Nach Einblick in die Ergebnisse der Phase-2-Studie von Moderna hat der US-Onkologie-Spezialist Merck beschlossen, 250 Millionen US-Dollar in Moderna zu investieren. „Ziel der Investition ist die gemeinsame Entwicklung und Vermarktung eines PCV. Das sendet ein sehr positives Signal für die Erfolgsaussichten des Impfstoffs“, schreibt Prunas. Daneben habe Merck auch für sein Kerngeschäft Interesse am Erfolg des Impfstoffs von Moderna: Dieser dürfte die Wirksamkeit der eigenen PD1-Therapie verbessern, mit der jährliche Umsätze in zweistelliger Milliardenhöhe erzielt werden. „Bislang beschränken sich die Studienergebnisse auf Fälle, in denen ein solider Tumor bereits operativ entfernt wurde“, stellt der Fondsmanager von ODDO BHF AM klar. Offen sei bislang, ob ein solcher Impfstoff auch im einem „metastatischen Setting“ zum Ziel führe.
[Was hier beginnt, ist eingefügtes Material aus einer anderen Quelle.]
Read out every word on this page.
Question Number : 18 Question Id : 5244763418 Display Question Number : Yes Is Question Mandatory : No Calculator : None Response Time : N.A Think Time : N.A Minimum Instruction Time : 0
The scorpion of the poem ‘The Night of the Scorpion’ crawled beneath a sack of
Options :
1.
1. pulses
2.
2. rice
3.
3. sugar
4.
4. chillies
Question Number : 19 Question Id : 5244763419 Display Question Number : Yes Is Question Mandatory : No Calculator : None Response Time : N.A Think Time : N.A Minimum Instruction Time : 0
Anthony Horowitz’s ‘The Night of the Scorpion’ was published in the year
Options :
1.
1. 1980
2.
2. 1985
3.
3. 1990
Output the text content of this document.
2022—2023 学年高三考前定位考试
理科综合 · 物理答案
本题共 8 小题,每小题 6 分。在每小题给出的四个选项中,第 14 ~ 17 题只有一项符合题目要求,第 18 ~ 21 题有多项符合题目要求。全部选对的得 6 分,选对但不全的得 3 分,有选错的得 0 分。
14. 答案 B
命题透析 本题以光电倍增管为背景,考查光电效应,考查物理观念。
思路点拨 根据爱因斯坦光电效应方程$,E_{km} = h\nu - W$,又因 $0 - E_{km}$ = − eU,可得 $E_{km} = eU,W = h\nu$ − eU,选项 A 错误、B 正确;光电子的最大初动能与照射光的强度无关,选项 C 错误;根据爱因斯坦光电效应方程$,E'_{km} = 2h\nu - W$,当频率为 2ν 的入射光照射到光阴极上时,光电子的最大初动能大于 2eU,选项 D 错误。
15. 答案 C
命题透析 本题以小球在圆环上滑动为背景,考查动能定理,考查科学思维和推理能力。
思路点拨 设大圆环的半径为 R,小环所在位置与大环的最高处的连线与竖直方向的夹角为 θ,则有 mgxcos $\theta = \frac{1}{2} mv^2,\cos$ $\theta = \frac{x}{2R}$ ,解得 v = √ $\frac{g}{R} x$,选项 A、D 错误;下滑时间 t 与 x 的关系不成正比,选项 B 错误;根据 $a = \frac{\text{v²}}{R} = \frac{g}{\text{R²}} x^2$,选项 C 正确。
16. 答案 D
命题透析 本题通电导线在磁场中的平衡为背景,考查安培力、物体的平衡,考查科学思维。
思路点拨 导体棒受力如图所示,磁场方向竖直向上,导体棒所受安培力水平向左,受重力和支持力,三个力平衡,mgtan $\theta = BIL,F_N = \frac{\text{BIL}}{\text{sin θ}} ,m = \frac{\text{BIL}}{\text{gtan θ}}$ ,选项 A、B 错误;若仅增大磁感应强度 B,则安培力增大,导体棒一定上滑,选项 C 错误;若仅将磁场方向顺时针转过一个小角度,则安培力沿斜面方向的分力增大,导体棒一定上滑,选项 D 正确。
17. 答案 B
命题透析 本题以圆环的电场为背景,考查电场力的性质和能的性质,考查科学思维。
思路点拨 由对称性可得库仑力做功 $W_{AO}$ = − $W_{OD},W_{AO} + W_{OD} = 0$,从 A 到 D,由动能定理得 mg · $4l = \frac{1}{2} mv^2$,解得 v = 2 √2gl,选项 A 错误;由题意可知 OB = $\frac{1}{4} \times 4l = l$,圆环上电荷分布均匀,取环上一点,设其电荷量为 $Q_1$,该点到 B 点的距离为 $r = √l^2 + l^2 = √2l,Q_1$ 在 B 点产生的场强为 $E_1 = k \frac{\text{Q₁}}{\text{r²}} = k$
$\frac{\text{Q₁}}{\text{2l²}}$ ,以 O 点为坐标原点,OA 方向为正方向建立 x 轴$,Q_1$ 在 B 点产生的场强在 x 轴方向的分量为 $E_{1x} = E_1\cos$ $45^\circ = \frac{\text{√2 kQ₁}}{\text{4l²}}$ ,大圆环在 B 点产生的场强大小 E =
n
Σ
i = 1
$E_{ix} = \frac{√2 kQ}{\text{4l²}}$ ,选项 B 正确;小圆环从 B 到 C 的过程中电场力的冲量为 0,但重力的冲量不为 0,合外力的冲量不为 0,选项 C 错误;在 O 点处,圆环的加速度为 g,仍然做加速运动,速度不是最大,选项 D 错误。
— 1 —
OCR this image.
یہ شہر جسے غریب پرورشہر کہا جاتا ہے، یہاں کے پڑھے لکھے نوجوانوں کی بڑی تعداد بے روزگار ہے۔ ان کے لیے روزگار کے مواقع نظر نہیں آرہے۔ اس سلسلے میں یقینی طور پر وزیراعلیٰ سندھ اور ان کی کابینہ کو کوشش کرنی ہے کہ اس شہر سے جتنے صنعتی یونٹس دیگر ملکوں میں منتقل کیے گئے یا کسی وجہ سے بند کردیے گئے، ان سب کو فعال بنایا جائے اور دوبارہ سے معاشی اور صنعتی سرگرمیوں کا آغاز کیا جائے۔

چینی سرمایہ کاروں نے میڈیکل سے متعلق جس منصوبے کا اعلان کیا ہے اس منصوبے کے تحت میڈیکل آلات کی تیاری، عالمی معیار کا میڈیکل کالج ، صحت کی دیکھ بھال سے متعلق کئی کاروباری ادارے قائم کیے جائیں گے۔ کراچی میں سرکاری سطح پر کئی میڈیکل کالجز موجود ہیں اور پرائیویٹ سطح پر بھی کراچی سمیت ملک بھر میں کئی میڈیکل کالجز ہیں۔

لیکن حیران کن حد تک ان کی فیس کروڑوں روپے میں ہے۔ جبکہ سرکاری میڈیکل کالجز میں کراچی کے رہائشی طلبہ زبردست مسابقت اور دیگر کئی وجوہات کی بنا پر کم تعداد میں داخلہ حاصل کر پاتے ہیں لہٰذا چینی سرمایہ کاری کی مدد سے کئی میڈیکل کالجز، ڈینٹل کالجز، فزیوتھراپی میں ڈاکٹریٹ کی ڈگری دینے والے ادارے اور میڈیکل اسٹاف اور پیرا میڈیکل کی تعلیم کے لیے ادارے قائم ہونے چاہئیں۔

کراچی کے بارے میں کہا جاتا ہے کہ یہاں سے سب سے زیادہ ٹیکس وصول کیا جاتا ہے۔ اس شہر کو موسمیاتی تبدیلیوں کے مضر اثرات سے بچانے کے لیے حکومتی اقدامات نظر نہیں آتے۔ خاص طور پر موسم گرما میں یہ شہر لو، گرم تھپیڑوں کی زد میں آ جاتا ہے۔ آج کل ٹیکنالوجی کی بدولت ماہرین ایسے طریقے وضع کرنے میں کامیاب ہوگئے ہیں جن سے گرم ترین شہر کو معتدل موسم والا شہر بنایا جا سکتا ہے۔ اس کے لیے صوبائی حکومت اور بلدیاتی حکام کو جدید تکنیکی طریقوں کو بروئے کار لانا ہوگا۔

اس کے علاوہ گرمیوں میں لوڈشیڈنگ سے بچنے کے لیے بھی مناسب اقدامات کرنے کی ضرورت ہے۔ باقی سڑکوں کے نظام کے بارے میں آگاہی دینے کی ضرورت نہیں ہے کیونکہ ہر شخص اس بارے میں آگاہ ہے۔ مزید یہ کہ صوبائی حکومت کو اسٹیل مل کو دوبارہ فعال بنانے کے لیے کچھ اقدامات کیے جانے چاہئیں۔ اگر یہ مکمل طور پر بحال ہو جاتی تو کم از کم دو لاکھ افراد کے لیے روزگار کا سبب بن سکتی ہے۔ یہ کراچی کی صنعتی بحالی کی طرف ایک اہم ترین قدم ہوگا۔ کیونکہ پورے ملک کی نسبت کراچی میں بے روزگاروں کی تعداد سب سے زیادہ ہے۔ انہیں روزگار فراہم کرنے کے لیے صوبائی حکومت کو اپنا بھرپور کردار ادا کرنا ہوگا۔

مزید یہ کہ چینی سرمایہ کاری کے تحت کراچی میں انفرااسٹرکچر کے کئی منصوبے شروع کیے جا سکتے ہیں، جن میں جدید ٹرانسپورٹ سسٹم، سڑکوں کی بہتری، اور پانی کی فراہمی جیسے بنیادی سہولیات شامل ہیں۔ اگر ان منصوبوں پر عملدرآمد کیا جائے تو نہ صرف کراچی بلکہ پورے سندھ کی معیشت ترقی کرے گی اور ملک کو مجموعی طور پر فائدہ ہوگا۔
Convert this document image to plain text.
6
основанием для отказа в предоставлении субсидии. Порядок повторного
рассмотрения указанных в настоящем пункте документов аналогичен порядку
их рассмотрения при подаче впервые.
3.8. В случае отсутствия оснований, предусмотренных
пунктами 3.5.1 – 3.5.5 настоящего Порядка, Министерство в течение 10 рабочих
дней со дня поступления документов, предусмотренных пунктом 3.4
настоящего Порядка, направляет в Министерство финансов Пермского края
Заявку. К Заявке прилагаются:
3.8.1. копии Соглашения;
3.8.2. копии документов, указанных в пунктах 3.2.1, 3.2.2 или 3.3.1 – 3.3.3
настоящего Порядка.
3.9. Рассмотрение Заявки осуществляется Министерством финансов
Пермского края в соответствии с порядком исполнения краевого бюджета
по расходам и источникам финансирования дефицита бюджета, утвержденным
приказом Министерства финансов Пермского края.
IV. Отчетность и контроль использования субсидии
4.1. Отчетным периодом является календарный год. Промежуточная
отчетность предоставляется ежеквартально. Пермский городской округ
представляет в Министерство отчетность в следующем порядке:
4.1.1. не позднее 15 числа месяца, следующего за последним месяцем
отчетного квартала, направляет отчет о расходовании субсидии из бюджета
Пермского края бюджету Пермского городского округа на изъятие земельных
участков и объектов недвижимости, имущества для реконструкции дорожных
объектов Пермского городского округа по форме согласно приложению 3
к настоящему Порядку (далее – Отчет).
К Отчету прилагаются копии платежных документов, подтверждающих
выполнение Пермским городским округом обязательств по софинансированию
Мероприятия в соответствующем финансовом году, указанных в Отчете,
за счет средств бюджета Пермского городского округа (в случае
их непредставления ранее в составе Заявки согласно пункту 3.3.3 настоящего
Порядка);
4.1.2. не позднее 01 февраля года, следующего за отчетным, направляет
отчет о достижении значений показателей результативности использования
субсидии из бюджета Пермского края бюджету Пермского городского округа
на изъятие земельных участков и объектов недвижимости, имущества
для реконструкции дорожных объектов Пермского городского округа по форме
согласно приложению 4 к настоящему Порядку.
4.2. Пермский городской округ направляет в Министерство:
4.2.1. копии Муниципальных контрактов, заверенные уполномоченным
MRNA UND KÜNSTLICHE INTELLIGENZ

Der Einsatz von künstlicher Intelligenz bei der Entwicklung der Messenger-RNA hat das Potenzial Grenzen der Wissenschaft zu verschieben. „Bislang war es sehr schwierig, Tumormarker, also Proteine, die als Reaktion auf das Fortschreiten des Krebses im Körper produziert werden, zu identifizieren, da sie vom Immunsystem nicht erkannt werden können“, erläutert Brice Prunas. „Dadurch stieß die Wirksamkeit der PD1-Immuntherapie an eine Grenze.“ Der innovative Ansatz von Moderna könne diese möglicherweise überwinden. Nach Entnahme einer Probe des Tumors und der Sequenzierung werden individuelle Mutationen mithilfe komplexer Algorithmen erkannt und mit Messenger-RNA markiert, sodass Tumormarker für das Immunsystem sichtbar werden und PD1-Antikörper die Krebszellen wirksamer abtöten können. „Dieser Ansatz hätte den Vorteil, die Tumore schnell und nachhaltig zu eliminieren. Der Patient wäre dauerhaft geheilt“, erklärt Prunas.